I'd like to have learned more about this rift between the old-old and the young-old, as it sounds fascinating, but Rothman mentions it only in passing. Indeed much that's fascinating in this slim book is mentioned only in passing, and topics that would have been more rigorously covered by a more able writer are short-changed by Rothman in the service of small, sometimes cheap jokes. I'm not saying Rothman should have written a serious treatise on the situation of seniors today; plainly, and thankfully, that wasn't his aim. But it's hard to read Rothman and not think of writers like David Sedaris, Sarah Vowell and Dave Eggers, writers who render hilarious fish-out-of-water personal accounts with more depth, and more ilan, than Rothman does.

The biggest hole is Rothman's apparent unwillingness to tell us much about himself. What we learn about our hero is mostly surface detail; he explains his shuffleboard difficulties, he discusses his women trouble, and he confesses his inability to masturbate while being observed by a painting of Jesus. ("Is it because he's Jesus," a friend asks, "or just because there's another guy in the room?") What we never quite learn, though, is what Rothman is doing in Florida in the first place. Why, after he lost his job in TV (a show Rothman had been working on was canceled), did he choose, of all things, to go live among retirees? Was it only to write a book? Was there something else animating Rothman's decision? There's some evidence that Rothman, like many of us, is quite scared of getting old, and that this may have had something to do with his decision -- but alas, he fails to really explore the idea.

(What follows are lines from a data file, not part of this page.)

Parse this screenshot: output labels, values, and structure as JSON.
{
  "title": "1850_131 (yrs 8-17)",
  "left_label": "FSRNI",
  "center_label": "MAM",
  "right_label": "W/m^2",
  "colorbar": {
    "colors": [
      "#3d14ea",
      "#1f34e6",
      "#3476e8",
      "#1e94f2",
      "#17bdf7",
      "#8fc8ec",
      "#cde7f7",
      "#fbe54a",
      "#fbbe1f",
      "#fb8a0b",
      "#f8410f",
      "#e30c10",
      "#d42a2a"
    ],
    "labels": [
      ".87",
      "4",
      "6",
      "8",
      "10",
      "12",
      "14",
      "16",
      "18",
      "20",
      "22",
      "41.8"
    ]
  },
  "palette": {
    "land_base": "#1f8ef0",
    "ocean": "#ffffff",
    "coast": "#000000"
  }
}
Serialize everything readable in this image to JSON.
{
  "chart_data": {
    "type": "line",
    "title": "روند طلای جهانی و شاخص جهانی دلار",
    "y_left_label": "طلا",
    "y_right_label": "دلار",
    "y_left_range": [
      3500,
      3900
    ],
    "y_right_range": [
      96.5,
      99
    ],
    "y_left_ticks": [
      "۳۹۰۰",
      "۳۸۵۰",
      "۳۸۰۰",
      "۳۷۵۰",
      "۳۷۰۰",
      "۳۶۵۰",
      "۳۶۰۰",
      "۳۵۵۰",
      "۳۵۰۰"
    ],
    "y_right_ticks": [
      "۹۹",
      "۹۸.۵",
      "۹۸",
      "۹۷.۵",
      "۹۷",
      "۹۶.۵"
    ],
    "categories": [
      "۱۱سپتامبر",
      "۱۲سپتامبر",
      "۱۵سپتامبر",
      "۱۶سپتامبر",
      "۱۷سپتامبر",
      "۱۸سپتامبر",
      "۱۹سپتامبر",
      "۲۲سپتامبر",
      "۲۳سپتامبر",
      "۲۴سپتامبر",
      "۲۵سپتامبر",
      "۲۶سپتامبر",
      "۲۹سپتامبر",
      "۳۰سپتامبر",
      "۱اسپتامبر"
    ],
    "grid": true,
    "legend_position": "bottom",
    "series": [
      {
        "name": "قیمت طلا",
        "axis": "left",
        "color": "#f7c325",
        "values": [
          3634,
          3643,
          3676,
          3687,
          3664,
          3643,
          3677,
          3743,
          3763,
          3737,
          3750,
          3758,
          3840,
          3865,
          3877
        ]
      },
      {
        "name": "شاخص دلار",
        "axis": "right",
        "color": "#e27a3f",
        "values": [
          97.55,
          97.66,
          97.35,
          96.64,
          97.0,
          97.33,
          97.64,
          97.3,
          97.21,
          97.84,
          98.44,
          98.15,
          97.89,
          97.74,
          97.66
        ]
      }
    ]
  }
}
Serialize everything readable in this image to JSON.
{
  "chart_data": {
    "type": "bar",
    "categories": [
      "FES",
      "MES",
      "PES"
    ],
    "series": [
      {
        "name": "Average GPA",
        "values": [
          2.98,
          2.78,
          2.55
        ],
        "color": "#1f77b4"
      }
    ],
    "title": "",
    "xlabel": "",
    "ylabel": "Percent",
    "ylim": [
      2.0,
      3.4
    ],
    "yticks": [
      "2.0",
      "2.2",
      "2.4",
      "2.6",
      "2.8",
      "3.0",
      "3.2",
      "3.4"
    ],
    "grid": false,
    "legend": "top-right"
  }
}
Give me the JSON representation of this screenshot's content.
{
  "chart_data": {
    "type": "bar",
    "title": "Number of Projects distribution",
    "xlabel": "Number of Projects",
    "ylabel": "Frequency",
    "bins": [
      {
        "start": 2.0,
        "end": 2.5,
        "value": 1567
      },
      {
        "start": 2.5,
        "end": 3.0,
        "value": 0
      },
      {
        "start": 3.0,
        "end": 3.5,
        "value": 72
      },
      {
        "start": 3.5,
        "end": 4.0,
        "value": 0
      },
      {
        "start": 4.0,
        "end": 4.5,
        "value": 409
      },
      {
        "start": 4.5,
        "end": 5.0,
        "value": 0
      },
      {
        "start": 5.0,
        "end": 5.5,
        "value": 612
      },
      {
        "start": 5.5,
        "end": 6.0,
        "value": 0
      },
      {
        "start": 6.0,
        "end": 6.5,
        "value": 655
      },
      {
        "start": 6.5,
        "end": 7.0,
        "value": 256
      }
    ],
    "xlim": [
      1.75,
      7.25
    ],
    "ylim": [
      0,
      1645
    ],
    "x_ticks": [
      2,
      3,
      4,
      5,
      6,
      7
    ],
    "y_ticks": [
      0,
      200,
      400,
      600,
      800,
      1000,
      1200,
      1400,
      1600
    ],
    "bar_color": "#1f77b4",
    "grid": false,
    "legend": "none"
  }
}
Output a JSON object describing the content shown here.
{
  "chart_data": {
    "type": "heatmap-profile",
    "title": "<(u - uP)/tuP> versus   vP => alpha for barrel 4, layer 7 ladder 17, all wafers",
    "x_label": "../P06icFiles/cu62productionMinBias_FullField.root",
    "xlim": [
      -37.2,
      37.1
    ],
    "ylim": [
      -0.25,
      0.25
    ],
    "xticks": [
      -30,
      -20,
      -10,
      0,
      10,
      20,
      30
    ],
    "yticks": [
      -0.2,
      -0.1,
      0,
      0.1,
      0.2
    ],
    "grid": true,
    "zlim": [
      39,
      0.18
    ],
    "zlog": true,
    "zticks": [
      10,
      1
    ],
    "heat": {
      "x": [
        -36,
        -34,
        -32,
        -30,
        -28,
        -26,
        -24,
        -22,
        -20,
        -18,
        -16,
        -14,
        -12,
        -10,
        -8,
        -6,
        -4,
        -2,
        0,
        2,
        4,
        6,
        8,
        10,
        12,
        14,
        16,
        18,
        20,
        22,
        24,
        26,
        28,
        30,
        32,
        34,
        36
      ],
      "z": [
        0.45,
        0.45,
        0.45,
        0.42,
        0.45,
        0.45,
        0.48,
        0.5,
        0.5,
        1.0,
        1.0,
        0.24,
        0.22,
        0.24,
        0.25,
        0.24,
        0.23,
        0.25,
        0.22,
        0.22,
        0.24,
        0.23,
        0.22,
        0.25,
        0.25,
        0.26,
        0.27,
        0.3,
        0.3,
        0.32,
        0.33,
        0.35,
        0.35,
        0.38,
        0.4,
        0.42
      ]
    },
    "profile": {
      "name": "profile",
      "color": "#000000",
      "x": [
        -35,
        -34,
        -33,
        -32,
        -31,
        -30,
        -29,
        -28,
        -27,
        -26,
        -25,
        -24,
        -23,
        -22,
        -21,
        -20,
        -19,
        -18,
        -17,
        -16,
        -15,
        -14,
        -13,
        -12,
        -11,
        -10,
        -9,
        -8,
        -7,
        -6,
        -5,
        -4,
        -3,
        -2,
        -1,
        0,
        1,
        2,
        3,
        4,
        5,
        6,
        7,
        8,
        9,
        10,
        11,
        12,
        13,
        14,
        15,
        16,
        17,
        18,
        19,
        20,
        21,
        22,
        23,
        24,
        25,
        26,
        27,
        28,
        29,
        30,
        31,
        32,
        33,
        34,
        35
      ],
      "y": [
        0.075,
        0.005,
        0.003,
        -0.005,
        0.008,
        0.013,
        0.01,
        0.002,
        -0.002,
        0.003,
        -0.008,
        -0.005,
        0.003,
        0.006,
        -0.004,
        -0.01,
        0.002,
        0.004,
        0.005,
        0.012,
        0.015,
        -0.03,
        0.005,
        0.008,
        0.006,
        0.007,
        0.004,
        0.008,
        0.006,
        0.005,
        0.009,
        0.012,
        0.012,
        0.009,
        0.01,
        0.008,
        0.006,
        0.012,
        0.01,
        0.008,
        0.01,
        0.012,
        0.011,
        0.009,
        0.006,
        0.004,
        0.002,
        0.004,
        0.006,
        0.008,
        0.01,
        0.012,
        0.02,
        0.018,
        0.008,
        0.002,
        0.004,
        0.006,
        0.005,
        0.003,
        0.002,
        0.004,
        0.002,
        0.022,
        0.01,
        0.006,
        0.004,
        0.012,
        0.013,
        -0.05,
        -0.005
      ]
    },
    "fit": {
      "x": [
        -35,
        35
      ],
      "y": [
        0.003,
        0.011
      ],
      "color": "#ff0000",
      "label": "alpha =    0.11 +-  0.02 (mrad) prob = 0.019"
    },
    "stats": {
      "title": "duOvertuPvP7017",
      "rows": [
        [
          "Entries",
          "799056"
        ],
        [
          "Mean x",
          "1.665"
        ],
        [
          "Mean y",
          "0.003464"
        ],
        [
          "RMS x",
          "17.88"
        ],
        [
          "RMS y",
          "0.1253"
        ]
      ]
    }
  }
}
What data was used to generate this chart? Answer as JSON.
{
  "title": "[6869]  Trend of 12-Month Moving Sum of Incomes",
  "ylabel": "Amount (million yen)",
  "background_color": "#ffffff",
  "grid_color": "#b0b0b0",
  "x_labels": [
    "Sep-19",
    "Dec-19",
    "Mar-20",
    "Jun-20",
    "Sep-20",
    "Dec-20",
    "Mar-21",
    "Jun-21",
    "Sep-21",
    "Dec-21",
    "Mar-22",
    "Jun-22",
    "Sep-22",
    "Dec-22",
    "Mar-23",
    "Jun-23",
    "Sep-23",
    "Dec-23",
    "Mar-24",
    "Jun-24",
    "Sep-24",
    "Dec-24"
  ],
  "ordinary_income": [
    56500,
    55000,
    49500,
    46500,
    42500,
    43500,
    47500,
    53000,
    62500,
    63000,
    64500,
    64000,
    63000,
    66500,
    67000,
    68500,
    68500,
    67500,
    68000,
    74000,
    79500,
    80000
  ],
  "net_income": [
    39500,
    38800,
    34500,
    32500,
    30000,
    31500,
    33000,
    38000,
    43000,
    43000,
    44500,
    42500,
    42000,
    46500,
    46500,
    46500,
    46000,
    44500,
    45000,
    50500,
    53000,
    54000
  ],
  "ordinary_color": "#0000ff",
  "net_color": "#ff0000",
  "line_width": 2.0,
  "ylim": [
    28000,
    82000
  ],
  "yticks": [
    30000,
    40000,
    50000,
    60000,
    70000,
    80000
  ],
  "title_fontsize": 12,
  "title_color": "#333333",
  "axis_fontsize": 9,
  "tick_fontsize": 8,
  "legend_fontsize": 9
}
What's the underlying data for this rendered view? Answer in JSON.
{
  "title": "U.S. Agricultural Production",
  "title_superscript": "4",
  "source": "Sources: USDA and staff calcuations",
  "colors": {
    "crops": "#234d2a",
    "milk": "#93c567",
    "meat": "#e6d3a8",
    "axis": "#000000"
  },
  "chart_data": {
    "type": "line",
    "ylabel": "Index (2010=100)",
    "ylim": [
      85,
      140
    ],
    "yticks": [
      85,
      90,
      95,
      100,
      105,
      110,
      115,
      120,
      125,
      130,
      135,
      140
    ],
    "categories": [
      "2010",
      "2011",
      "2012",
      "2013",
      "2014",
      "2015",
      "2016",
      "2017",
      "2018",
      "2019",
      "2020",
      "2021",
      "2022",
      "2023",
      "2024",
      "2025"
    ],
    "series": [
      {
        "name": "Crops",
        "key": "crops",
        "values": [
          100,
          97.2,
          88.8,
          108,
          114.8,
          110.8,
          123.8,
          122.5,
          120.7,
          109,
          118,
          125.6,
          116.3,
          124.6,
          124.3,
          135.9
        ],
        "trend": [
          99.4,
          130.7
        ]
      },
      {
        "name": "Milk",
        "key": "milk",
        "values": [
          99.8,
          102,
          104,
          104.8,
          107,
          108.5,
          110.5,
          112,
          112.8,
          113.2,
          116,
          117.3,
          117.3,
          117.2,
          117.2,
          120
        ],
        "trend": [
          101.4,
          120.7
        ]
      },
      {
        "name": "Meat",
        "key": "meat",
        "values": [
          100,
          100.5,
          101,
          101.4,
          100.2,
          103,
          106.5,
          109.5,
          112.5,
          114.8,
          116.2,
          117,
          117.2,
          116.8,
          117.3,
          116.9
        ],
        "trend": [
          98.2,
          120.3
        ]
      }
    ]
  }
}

Almost every retired person Rothman meets is described in the same way -- as a sketch of collected eccentricities lacking much depth. Everyone here's an oddball; they're all like that old uncle of yours whose behavior you excuse because, well, he's old. Many of them, I should say, are pretty funny. There's a 93-year-old former stand-up comedian who often laments her physical decline yet is satisfied that "my legs still spread." Or there's Vivian, a sexpot senior with whom Rothman dances one night and who causes Rothman to admit of the experience, "At some point, I become aware that I have an erection."

What these people reminded me of, mostly, was TV. They're thin characters, but they say predictably funny things and find themselves in some funny tangles; the entire scenario -- young man goes to live with old people -- sounds like an instant sitcom. It's fitting, then, that Rothman has turned his book into a TV pilot. NBC is reportedly deciding whether to commit to the idea. So maybe Rothman's decision to move to Florida doesn't look like such a mystery after all.


By Farhad Manjoo

Farhad Manjoo is a Salon staff writer and the author of True Enough: Learning to Live in a Post-Fact Society.